Voilà donc que Melle Dati pousse le cynisme, ou la bêtise, jusqu’à prétendre que cette exception de virginité justifiant la nullité d’un mariage a protégé une jeune fille victime d’un mariage forcé. Mais on rêve ! ou on cauchemarde !!! On ne doute pas que Mme Boutin (et la hiérarchie catholique si chère au coeur de notre souverain) se réjouisse(nt) de voir ainsi la virginité considérée comme une condition essentielle du consentement au mariage ; mais les autres ! quelle honte ! ne l’éprouvent-ils pas, les Kouchner, Amara, Hirsch, Pécresse, Kosciusko-Morizet, la honte qu’il y a à continuer à siéger dans pareil gouvernement ?

Il paraîtrait que c’est le président de la République qui a « convaincu » Melle Dati d’interjeter appel, hier, de cette décision scandaleuse. Une décision intervenue… début avril. À cause de son caractère inacceptable en principe ? Non bien sûr, sinon il n’aurait pas tant attendu ; seulement parce que notre Caligula a sans doute compris que la position de sa ministre était en train de lever une vague d’indignation dans l’opinion. C’est dire l’absence totale de cohérence de ce gouvernement de réactionnaires et d’irresponsables, de ce ramassis hétéroclite d’amateurs, d’incapables et d'apprentis-sorciers. Mais dans quel pays sommes-nous au juste, où il faut que le président sermonne sa créature pour la ramener au simple bon sens ?! Où il faudrait arguer, pour protéger les jeunes filles du mariage forcé, de leur « faute » antérieure audit mariage. Mais Melle Dati se rend-elle compte de la monstruosité de cet argument ?! des monstruosités auxquelles ce jugement ouvre la voie ?! Melle Dati, pendant qu’elle y est, n’envisagerait-elle pas de rétablir les lois de Vichy sur l’adultère ?
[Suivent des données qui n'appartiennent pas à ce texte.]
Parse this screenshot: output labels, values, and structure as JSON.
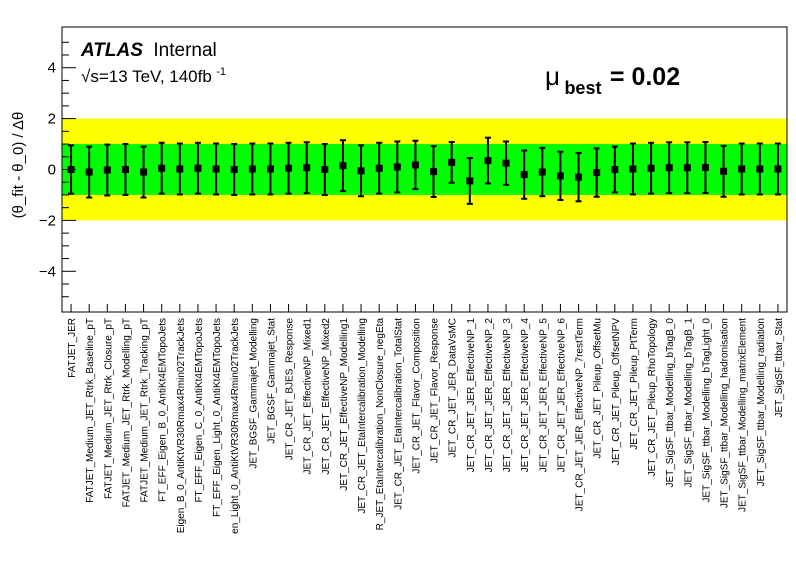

Voilà donc une péronnelle qui a menti sur ses titres universitaires avant d’accéder à LA fonction qui, entre toutes, dans la République, devrait requérir la plus scrupuleuse honnêteté ; voilà une ambitieuse dont l’ascension ne doit rien aux compétences ni à l’expérience, mais tout à la faveur du prince, ou plutôt de l’ex-épouse du prince ; voilà une jeune femme qui compense son défaut d’autorité naturelle par une caricature de l’autoritarisme de son patron, qui est incapable de garder ses collaborateurs et encore plus de diriger ou d’inspirer le respect au grand corps judiciaire à la tête duquel l’a placée Caligula ; voilà une parfaite représentante du bling-bling sarkozien qui s’affiche dans les magazines en top model habillée par des grands couturiers alors qu’elle a à gérer les prisons les plus scandaleusement médiévales d’Europe occidentale ; voilà une femme politique qui n’a ni le moindre sens de la décence, ni la compétence, qui s’attaque un jour à la non rétroactivité de la loi pénale, fondement de tout État de droit, qui se montre en dessous de tout dans le débat technique majeur que suppose une révision constitutionnelle, provoquant le mépris à peine voilé des députés et de leur président, et qui fait appel d’une décision tout en continuant à la justifier, non sur le principe, ce qui est le rôle du garde des Sceaux, mais sur des questions d’opportunité, c’est-à-dire avec des arguments totalement étrangers, justement, à ce qu’est le droit, comble de l’absurde pour un Garde des Sceaux !

Malaise ! Haut-le-cœur ! Nausée ! Révolte ! Je le dis tout net : Melle Dati me dégoûte !!!